The idea behind skpython is to simplify the setup and use of radiative tranfer models for implementation in atmospheric measurement simulations and retrievals. To accomplish this the code is organized into a few discrete components.
Radiative Transfer Engine¶
The radiative transfer engine does the heavy lifting of actually computing radiances and is implemented primarily in C++ for speed and memory management. skpython gives the user access to the c++ libraries through use of the sasktran interface.
The atmosphere is in charge providing the radiative transfer engine with species concentrations, and optical properties that are needed for a radiance calculation.

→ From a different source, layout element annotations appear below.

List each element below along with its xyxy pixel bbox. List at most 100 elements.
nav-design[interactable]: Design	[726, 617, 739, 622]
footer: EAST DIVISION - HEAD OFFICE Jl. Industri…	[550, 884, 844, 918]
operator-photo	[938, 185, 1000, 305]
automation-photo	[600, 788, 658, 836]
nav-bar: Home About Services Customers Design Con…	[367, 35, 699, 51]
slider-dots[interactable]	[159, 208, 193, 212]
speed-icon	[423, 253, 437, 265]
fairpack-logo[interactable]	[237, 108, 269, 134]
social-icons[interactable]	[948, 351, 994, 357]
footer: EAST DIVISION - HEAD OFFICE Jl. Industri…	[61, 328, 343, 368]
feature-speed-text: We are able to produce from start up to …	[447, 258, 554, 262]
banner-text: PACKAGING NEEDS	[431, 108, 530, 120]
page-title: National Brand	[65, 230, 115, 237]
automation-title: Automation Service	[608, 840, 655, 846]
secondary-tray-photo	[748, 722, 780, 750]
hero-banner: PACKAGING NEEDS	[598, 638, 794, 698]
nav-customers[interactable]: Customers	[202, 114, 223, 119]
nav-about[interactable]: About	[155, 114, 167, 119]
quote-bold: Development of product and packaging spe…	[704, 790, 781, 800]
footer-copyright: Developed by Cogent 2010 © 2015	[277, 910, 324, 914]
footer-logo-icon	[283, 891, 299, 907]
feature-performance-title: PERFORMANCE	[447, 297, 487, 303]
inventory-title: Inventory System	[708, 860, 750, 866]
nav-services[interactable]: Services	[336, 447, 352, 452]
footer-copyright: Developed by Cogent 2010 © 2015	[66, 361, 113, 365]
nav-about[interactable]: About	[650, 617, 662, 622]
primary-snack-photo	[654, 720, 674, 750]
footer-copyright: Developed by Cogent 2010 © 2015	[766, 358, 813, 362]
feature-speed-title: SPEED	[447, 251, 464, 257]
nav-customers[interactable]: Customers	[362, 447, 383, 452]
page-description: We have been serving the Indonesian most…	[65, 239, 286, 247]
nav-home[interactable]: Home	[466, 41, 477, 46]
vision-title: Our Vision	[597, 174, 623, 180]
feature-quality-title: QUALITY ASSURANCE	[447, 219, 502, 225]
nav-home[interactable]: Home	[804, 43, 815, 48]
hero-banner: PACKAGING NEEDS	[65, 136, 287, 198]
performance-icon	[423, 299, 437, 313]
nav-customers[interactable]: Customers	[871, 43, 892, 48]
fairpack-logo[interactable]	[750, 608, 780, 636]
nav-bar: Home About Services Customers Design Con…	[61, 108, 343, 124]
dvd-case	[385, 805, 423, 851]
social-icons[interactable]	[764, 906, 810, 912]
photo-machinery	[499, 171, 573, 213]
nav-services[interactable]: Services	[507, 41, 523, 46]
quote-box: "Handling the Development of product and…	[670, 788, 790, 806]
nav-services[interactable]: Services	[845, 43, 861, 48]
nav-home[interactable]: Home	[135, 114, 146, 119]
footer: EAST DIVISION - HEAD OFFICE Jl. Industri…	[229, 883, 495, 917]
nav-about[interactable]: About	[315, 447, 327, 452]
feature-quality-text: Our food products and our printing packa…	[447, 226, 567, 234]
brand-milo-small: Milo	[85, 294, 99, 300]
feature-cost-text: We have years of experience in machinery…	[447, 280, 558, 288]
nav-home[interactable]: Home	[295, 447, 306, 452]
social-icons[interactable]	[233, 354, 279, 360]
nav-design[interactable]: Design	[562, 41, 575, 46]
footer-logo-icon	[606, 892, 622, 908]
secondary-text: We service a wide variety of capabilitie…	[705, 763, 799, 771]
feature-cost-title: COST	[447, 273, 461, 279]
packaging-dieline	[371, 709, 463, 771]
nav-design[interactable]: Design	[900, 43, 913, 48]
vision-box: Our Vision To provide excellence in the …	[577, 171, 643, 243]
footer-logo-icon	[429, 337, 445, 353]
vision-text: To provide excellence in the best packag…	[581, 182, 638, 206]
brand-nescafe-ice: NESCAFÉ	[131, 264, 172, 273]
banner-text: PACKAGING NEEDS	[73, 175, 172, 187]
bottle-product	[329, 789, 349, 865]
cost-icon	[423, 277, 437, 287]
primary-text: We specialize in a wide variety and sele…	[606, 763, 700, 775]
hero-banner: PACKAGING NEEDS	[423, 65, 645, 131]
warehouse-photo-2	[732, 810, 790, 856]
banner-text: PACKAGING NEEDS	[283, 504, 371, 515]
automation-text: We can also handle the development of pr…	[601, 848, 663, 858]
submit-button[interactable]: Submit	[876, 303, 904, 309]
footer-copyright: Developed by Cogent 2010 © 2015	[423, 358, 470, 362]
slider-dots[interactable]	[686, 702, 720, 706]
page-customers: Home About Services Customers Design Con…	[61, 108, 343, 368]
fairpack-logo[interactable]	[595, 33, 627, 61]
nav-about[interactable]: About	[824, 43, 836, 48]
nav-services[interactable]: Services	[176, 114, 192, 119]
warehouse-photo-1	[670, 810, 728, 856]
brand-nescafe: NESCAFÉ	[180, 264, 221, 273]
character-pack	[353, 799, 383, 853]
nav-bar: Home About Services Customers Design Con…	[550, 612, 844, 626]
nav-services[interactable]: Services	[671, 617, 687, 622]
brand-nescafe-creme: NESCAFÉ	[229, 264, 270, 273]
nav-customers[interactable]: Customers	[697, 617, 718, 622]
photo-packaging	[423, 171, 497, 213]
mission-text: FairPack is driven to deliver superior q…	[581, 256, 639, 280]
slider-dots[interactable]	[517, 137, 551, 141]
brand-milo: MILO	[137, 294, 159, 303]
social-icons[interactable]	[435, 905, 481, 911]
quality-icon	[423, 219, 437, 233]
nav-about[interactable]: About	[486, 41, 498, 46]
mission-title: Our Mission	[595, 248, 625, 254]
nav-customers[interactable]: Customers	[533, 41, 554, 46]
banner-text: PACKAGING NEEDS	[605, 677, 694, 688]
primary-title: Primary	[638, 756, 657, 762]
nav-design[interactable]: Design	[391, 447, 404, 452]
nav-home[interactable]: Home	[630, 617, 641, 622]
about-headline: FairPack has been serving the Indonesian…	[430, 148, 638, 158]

These include things like number densities, cross sections, surface reflectivity, and temperature. These properties can be specified in one dimension, ie., varying only in altitude, or in two or three dimensions.
Retrieval Platform and Instrument¶
These are generally optional, so if all you need is radiances, they are not required, but can be useful when simulating more complicated systems. Retrieval platforms and instruments have two primary jobs:
- Determine the measurement geometry and wavelengths and provide these to the radiative transfer engine.
- Convert the radiance calculated by the radiative transfer engine to the measured quantity.
Instruments can vary from very simple instruments such as an ideal spectrograph that simply passes the radiance through as a measurement, to more complicated fourier transform imagers.
These combine the radiative tranfer engine, atmospheric state, and instruments in such a way as to retrieve the ‘true’ atmospheric state, or more accurately, estimate a particular quantity in the atmosphere. More detailed information on these can be found in Retrieval Overview, but the basic idea is combine radiative transfer engines, insturments and an atmospheric state to simulate a ‘real’ measurement.